Три дня Олга пела ему, лежа на выскобленных половицах у очага, расслабленная и сонная. Три дня рая без злобного тирана и избиений. Три дня ада ожидания, когда же вернется мучитель. И тихая, похожая на колыбельную песня, сродни шепоту волн, бегу ветра в высокой степной траве, дыханию, срывающемуся с губ – зов. Так, наверное, поют ангелы, встречая непорочную детскую душу у ворот рая. Так пел хор в храме ее детства, славя Творца и всех чад его. Три дня Олга боялась спугнуть наваждение, призрак былого счастья, прошлой жизни. Ей казалось, что все это чужое, иная явь, в которой была девочка Олга, Лелечка, доченька, но не было ее – безымянной рабыни, Змеи. Более того, ей казалось, что и сейчас ее не существует. Образы детства проплывали перед мысленным взором – смятые, искаженные, истертые, постепенно превращались в рассказанную кем-то историю о покое. Олга забывала себя, проваливалась в омут беспамятства. Она стояла на грани. На грани перерождения, о котором говорится в древних учениях. Когда душа, готовая сорваться в новую жизнь, балансирует на узком пороге, храня в себе воспоминания о прожитом. Наступает момент, и Сила толкает человека за дверь, прочь из старого дома, и в тот краткий миг полета на землю он теряет все. Так спираль завершает свой виток.
Вспомнив это, Олга поняла, что теряет себя. Что, проснувшись, дух сотрет ее в ничто, останется лишь оболочка. Страх ледяной волной накрыл ее сознание, вплетая свои влажные струи в зов, ломая его приглушенный ритм.
Олга не хотела терять. Духу, по-видимому, необходимо было ее окончательное решение, как толчок, как ключ к замку.
Три дня белого тумана, блужданий по дну стеклянного озера. Совершенная тишина вокруг и пустота внутри. Все эти медленно текущие потоки, окутавшие земной шар пеленой зыбучего воздуха, все они моментально сжались до крупицы песка в тот миг, когда проснулся дух.
И время взорвалось, не выдержав давления. В бешенстве разорвало тело, сдерживающее его своей непрочной структурой.
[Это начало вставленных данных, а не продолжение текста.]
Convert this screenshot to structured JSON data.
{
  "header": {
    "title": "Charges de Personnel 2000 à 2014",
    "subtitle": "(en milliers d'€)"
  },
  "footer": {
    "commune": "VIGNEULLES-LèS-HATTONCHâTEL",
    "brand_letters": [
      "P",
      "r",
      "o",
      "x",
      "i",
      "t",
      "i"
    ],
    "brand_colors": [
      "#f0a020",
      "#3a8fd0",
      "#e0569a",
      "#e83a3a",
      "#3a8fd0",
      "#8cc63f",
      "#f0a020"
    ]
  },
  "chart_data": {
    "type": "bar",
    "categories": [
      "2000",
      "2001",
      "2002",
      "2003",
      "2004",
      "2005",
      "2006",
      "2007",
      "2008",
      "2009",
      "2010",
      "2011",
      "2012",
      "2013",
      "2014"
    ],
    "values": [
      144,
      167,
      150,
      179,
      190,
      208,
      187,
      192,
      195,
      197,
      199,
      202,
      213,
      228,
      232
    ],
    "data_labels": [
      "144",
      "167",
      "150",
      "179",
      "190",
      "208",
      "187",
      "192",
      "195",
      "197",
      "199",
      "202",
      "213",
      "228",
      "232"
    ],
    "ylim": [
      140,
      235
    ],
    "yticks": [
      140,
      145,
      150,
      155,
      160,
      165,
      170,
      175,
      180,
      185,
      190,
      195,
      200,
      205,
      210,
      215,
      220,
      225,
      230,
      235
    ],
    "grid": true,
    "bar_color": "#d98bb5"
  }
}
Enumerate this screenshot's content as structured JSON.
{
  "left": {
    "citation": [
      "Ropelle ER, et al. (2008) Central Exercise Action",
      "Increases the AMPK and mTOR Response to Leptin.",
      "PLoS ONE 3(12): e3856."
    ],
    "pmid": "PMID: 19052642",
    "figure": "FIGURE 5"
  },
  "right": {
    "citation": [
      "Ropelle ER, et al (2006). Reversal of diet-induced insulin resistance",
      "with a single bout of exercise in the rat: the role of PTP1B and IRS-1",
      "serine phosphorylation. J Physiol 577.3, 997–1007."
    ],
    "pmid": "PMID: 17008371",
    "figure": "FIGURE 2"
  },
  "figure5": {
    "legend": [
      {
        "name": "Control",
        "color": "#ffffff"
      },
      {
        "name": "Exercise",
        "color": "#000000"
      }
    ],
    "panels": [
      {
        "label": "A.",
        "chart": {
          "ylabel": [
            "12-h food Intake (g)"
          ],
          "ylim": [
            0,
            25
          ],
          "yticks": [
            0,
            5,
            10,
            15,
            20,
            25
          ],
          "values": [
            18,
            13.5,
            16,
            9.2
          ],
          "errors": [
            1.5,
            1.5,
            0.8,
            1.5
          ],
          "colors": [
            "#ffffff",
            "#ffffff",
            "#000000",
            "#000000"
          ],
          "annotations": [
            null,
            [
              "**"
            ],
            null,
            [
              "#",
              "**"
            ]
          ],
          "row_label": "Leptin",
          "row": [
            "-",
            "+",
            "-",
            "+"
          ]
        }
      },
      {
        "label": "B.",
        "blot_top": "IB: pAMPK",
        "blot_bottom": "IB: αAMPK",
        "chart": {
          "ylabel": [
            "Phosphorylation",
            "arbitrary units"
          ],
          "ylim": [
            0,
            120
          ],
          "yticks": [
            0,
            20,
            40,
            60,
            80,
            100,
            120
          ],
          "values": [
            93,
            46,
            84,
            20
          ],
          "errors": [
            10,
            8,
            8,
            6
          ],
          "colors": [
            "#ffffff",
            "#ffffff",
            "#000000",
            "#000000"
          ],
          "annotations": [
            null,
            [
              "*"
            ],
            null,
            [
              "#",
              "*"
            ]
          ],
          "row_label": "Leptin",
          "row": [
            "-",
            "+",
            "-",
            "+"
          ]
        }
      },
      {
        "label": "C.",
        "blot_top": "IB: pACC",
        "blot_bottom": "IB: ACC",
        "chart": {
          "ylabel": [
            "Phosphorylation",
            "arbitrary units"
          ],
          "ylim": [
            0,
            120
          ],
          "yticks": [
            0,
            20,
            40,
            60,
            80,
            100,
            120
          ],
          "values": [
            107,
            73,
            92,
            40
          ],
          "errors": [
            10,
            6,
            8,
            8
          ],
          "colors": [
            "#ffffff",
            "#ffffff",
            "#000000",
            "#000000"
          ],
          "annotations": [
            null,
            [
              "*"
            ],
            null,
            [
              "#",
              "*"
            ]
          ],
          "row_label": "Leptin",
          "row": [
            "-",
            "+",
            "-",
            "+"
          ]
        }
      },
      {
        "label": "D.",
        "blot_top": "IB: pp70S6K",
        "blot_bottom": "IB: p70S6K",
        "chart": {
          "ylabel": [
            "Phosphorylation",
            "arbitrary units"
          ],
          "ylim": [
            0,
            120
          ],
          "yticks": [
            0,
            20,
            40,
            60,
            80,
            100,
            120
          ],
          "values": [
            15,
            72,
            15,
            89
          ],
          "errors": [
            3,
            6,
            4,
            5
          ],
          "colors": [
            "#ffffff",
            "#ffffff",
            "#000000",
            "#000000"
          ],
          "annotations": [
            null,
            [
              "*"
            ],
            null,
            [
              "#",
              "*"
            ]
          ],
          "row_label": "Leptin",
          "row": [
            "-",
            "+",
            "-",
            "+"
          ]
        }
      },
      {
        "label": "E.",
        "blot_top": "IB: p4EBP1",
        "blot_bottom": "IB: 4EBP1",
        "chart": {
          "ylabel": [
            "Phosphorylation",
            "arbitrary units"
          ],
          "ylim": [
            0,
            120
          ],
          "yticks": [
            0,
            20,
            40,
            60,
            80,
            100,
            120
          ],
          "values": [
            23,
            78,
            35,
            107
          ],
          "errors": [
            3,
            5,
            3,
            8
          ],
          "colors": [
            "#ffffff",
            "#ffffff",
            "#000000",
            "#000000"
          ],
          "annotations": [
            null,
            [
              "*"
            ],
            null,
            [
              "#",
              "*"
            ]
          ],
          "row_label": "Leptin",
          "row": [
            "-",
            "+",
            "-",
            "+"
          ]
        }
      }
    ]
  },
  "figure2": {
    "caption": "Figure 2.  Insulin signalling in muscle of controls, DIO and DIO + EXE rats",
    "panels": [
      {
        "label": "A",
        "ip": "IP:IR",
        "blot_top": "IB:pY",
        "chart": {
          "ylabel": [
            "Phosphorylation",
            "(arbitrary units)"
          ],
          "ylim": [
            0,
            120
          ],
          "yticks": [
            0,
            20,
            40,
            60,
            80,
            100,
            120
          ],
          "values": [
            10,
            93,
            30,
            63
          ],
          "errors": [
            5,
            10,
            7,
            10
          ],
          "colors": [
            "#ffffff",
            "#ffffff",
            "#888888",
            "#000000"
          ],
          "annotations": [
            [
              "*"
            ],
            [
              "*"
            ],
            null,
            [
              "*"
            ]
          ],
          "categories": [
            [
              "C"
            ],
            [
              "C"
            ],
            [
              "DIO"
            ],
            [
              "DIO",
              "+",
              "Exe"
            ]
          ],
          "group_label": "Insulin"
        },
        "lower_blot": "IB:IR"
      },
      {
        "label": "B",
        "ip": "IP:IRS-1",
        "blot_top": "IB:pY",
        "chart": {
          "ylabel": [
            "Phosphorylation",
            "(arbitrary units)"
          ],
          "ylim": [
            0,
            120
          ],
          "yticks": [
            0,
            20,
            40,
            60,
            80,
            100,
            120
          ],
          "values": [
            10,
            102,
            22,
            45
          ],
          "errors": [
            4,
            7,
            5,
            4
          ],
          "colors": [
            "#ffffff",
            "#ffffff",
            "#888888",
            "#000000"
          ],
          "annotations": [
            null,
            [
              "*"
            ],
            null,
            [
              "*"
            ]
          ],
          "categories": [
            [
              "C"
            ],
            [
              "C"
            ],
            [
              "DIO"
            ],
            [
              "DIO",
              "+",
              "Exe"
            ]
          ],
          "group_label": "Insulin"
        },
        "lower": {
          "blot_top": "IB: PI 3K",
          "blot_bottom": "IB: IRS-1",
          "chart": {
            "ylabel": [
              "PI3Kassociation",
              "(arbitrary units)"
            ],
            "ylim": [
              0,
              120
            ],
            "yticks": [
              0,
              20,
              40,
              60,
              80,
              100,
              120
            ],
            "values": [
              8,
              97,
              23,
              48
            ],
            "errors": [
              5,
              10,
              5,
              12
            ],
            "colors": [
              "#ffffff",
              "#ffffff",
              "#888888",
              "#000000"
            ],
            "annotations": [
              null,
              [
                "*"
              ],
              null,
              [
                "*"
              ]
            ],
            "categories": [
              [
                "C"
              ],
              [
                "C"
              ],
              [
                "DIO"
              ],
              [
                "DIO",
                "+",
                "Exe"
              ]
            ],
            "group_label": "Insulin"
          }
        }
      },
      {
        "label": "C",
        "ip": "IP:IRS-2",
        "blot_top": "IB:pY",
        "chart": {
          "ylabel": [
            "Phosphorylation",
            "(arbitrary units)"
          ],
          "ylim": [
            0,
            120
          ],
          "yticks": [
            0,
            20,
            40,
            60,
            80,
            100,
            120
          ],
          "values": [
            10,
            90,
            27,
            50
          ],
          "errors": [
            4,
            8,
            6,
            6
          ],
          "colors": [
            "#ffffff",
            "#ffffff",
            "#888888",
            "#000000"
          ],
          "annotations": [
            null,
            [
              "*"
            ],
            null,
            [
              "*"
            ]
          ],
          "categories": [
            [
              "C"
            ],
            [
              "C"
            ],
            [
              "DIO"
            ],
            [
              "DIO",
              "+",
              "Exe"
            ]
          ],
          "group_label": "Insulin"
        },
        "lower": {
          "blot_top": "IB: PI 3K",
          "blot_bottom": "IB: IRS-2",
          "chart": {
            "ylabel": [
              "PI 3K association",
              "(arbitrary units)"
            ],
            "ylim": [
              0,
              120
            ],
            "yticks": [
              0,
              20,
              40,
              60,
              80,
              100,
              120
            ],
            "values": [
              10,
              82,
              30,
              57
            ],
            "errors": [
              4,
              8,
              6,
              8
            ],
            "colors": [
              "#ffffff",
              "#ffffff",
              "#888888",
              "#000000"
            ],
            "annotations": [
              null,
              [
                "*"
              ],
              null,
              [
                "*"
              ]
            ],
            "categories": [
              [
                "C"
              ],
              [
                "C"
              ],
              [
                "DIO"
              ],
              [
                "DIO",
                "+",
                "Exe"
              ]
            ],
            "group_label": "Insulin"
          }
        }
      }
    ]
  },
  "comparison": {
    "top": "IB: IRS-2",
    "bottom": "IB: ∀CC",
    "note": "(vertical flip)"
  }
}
Олга сошла с ума. Она не помнила себя, да и не осталось ничего человеческого в том визжащем от боли куске плоти, что катался по полу, заходясь в диких криках. То была Сила, о которой предупредил Лис. Она терзала бренную оболочку, заполнила собою кровь, мышцы, каждую косточку, перекраивая все под себя.
Ад?! Ха! Сам Разрушитель ужаснулся бы столь изощренной пытке.
А потом настало ничто…
***
Лис присвистнул, удивленно разглядывая развороченный сруб. Теперь это убежище вряд ли можно восстановить, разве что разобрать и построить новое.
После его двухнедельной отлучки дом казался совершенно необитаемым. Припорошенная снегом крыша совсем осела, в некоторых местах зияли темные провалы.
“Выбила подпорку”, – догадался хозяин.
Дверь, точнее ее жалкие останки, болтались на одной петле, разукрашенные потеками давно спекшейся крови. Дорожка к порогу была нехожена, так что Лису пришлось пробираться по сугробам, проклиная небеса и Сотворившего их заодно.
Внутри даже не пахло – смердело нечистой кровью. Лис плотоядно усмехнулся. Ему нравился этот запах. Место, продуваемое всеми ветрами, сохранило его, несмотря на время. Запах второй смерти. Запах крови духа.
Хозяин вгляделся в полумрак холодного остова. Как он и предполагал, подпорка была выбита из гнезда. Стены, пол, потолок – все что от них осталось – в разводах бурой жижи, застывшей в корку. Ни единой целой вещи. Все разрушено до полной потери формы, все вернулось к своему первоначальному хаосу.
“Где она?”
Лис шагнул через порог, судорожно втягивая носом воздух. Обоняние не могло подвести, она была здесь, но живая ли.